Daniel wusste auch noch nicht, dass er Vater wurde. Sie wollte es ihm sagen, wenn er sie morgen ­besuchte. Ihr Stiefvater ging ja jeden Sonntagnachmittag zu seinem Stammtisch, dann waren sie für eine Weile ungestört. Sie hätte natürlich auch zu ihm fahren können, doch das war ungünstig. Er wohnte mit zwei anderen Studenten in einer WG zusammen, dort waren sie nie allein. Doch auch das würde sich bald ändern. Daniel stand kurz vor dem Examen.

So, nun waren die Bratkartoffeln und die Spiegeleier fertig.
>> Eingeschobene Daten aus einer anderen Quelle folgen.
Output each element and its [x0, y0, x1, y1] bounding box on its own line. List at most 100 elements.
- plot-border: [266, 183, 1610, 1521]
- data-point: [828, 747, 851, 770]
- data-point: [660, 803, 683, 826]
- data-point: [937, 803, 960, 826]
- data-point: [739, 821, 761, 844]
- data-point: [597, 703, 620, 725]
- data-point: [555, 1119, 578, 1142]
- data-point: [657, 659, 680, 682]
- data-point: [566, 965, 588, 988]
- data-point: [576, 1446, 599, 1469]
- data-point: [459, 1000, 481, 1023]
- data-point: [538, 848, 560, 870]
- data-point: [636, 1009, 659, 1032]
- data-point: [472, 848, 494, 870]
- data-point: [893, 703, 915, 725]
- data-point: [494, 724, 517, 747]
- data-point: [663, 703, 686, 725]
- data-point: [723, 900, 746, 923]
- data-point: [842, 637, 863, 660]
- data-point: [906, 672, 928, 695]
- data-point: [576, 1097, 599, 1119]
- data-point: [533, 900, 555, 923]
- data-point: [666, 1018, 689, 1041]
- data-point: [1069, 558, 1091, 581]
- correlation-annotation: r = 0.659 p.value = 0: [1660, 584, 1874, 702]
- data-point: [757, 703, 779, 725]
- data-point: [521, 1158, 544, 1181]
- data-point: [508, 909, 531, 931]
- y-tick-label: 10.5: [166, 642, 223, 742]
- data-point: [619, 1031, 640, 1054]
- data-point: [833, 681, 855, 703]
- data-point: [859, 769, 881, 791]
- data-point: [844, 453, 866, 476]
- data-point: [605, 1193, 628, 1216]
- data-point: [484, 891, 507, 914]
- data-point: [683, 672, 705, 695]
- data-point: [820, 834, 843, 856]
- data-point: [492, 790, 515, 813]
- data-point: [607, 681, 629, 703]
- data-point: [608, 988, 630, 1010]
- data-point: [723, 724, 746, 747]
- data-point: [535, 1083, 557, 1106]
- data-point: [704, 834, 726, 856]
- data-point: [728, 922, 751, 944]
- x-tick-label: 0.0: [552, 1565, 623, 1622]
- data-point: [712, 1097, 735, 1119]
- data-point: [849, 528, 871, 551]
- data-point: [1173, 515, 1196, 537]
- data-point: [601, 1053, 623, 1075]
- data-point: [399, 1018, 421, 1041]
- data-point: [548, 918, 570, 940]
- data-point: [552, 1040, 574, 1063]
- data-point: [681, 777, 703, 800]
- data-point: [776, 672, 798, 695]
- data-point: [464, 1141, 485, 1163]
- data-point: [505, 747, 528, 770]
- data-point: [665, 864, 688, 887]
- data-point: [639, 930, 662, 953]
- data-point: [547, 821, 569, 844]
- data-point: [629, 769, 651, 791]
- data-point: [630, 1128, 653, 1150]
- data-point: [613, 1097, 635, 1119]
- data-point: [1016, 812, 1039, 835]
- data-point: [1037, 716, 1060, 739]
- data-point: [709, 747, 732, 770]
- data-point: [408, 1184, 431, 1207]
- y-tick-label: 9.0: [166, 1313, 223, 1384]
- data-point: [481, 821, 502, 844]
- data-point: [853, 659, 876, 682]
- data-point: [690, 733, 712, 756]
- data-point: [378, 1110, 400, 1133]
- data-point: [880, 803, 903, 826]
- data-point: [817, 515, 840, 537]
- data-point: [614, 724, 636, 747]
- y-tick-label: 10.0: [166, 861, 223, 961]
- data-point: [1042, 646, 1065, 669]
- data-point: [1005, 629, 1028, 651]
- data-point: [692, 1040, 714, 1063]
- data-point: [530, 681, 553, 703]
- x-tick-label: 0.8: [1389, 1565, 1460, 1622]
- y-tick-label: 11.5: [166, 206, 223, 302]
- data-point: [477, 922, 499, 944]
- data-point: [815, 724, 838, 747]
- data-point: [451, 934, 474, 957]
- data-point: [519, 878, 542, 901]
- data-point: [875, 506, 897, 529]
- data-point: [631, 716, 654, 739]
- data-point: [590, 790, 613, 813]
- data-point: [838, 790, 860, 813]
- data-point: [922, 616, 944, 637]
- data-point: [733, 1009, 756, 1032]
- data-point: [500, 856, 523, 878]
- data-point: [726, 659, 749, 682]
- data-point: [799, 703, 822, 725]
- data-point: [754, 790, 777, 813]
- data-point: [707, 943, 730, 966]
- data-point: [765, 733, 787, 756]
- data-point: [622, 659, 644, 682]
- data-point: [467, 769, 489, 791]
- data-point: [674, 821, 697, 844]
Nelly füllte eine angemessene Portion auf einen Teller, fügte Besteck und Serviette dazu sowie ein großes Glas mit Bier.

Hellmuth Hiller nickte nur, als sein Abendessen auf dem Wohnzimmertisch stand. Ein Dankeschön hielt er für überflüssig.

Nach dem Essen etwas friedlicher gestimmt, verbrachte er den Abend mit einem knallharten Actionfilm, während Nelly früh zu Bett ging.

*

»Na, ist dein Alter schon bei seinen Stammtischbrüdern?« Daniel Kemp, ein großer junger Mann mit guter Figur und hübschem Gesicht, schaute seine Freundin fragend an.